The principal attraction of Tuparro is the incredible Maipures Rapids, a natural phenomenon once described by the legendary scientist and explorer Alexander Von Humboldt as “the 8th Wonder of the World.” These giant series of rapids are part of the Orinoco River and lie just alongside the National Park office, where guests must stop in order to register their visit to the park. There are various hikes surrounding the rapids: visitors can simply walk along the river bank, taking in the thunderous noise and spray of Maipures, or they can hike up one of the surrounding rocky hills to enjoy breathtaking panoramas over the surrounding savannah and the distant tepui mountains of Venezuela. These surreal rocky hills are remnants of the Guyana Shield, rock formations which predate the division of America and Africa and are some of the oldest rocks on earth! Climbing these ancient rocks alone is worth the effort in visiting Tuparro.
As well as the rapids, it is also possible to visit a small indigenous village along the Tuparro River, home to a small population of the Sikuani people. Visitors can learn about their traditions and culture, including their cultivation of manioc and spicy peppers, and their myths and legends. From the village, there is a small hike through the jungle to the beautiful Caño Lapa, a remarkable narrow channel that a small river has carved out through the ancient rock.

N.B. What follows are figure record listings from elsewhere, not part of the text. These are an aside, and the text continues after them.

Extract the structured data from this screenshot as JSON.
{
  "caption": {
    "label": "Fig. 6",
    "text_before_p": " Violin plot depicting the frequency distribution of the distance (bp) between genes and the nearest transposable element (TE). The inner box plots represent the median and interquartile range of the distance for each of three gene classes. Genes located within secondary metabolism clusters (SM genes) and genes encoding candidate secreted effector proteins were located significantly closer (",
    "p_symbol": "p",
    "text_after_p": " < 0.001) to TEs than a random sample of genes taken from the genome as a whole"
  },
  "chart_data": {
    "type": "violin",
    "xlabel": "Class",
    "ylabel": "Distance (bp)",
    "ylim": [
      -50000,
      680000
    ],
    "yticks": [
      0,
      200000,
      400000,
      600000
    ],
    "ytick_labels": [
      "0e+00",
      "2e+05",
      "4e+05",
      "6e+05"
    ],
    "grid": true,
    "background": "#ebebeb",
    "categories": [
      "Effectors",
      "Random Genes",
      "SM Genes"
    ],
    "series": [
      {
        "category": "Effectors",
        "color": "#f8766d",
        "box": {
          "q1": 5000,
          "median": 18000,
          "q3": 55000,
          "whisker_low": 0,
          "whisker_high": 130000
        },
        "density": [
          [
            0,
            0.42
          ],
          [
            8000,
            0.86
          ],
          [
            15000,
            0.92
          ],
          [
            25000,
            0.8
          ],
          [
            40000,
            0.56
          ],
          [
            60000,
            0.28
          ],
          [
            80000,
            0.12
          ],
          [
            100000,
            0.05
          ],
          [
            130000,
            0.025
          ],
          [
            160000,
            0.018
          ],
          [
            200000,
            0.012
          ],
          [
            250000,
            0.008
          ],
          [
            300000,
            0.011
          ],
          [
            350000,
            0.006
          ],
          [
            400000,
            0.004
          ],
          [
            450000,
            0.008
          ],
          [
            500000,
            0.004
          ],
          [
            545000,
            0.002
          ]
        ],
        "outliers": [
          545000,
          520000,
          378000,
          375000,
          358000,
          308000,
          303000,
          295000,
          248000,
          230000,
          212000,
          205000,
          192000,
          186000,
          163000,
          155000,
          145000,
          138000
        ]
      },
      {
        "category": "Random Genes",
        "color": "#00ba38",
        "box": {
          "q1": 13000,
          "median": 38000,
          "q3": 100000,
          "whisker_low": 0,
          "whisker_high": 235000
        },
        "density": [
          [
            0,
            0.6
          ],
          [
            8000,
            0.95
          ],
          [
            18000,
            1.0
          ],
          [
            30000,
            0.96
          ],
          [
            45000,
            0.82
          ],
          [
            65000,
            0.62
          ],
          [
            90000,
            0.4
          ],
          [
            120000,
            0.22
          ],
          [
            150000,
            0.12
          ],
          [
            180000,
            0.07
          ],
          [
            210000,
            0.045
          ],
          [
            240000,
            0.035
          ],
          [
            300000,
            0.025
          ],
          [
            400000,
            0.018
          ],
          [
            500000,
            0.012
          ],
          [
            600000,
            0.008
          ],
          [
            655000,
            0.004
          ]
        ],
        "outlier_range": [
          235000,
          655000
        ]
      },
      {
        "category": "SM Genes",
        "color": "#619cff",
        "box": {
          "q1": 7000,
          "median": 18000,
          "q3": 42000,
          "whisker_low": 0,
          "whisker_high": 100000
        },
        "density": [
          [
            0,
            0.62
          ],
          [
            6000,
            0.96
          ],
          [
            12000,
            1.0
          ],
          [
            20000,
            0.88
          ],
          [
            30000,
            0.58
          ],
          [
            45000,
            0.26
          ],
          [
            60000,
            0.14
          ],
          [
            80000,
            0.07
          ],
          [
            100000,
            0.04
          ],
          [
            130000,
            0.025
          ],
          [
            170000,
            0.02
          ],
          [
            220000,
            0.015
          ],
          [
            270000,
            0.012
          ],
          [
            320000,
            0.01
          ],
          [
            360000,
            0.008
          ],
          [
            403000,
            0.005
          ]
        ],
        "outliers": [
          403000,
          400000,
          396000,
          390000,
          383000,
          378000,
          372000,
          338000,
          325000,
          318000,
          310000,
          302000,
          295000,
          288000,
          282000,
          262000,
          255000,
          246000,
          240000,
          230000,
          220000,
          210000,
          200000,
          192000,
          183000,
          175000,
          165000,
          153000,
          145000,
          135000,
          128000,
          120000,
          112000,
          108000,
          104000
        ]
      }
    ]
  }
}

Along with unique landscapes and cultures, the park also has remarkable biodiversity. It is one of the last strongholds of the endangered Orinoco Crocodile – the largest predator in the Americas. Although you are unlikely to encounter these mighty predators for yourself, there are hundreds of other species to enjoy on a trip to Tuparro. Particular highlights are the green and black Poison Arrow Frogs that live, somewhat incongruously, atop the ancient rocky hills towering over the rivers and jungles, and the Pink River Dolphins that visitors can often see swimming in the meeting point between the Orinoco and Tomo Rivers.
In order to enjoy all of the off-the-beaten-track wonders that Tuparro has to offer, it is necessary to visit with a certified guide or tour agency. First of all, it’s nearly impossible to get there independently, and, along with that, once you’re in the park, you will need a guide and boat in order to access all of the most spectacular spots. Luckily, there are several companies that can facilitate a visit to this most overlooked national park. The most highly recommended is Viajeros del Orinoco, an eco-tourism agency run by a couple of biologists who once studied in the park. They offer a professional and highly knowledgeable service and are the best people with whom to discover the wonder of Tuparro.
You won’t find Tuparro National Park in many guidebooks or on many travel blogs, but it is truly a paradise waiting to be discovered. So make the most of its incredible isolation now, and book that flight. It might not be the cheapest trip you can take in Colombia, but it is certainly one of the most unique – you won’t bump into many other travellers who’ve explored Tuparro, that’s for sure. You won’t regret discovering this unexplored national park before everyone else does!